Encyclopedia of Experiments: Immunology
Ein Abonnement für JoVE ist erforderlich, um diesen Inhalt ansehen zu können. Melden Sie sich an oder starten Sie Ihre kostenlose Testversion.
Transcript
Seed 10 million cells per 10 milliliters in a 10-centimeter culture dish, and add M-CSF to the cells. Incubate the culture at 37 degrees Celsius, 5% carbon dioxide for 3 days. Remove the medium after three days, and wash the cells twice, vigorously, with 10 milliliters of PBS to remove non-adherent cells.
Add 5 milliliters of room temperature 0.02% trypsin-EDTA in PBS, and incubate at 37 degrees Celsius, 5% carbon dioxide for 5 minutes. Thoroughly pipette the cells to detach them. Observe the culture under a microscope to make sure the cells have been detached and appear rounded and floating in media.
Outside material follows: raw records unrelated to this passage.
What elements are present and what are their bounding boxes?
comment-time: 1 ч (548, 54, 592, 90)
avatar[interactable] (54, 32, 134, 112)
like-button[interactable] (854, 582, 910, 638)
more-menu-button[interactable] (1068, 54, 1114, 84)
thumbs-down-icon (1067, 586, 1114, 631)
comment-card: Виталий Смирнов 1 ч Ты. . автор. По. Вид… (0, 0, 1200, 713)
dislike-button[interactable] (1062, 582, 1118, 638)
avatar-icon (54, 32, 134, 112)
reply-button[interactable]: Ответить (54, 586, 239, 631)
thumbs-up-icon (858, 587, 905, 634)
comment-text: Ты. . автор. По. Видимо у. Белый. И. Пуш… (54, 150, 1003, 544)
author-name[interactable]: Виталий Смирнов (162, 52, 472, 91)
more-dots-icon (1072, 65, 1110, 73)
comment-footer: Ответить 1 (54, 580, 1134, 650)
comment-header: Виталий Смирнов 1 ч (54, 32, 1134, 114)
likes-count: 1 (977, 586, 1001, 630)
When the cells have been detached, inactivate the reaction by adding 5 milliliters of alpha-MEM. Collect the cells into a 50-milliliter conical tube and centrifuge at 300 x g for 5 minutes. After discarding the supernatant, wash with 5 milliliters of alpha-MEM and centrifuge again at 300 x g for 5 minutes. Resuspend the pellet in 10 milliliters of alpha-MEM.
Seed 1 million cells per 10 milliliters in a 10-centimeter culture dish, and add M-CSF. Incubate the culture at 37 degrees Celsius, 5% carbon dioxide for 3 days. Harvest the attached cells, which represent BMMs as osteoclast precursors after 3 days. Seed BMMs at 50,000 cells per 200 microliters of alpha-MEM in a 96-well plate, per well.
To each well, add desired stimuli, and then add M-CSF for a final concentration of 100 nanograms per milliliter. Add anti-c-fms antibody to each well. Incubate the plate at 37 degrees Celsius, 5% carbon dioxide for 4 days, while changing media every other day for 4 days, and then proceed with staining and assays as described in the manuscript.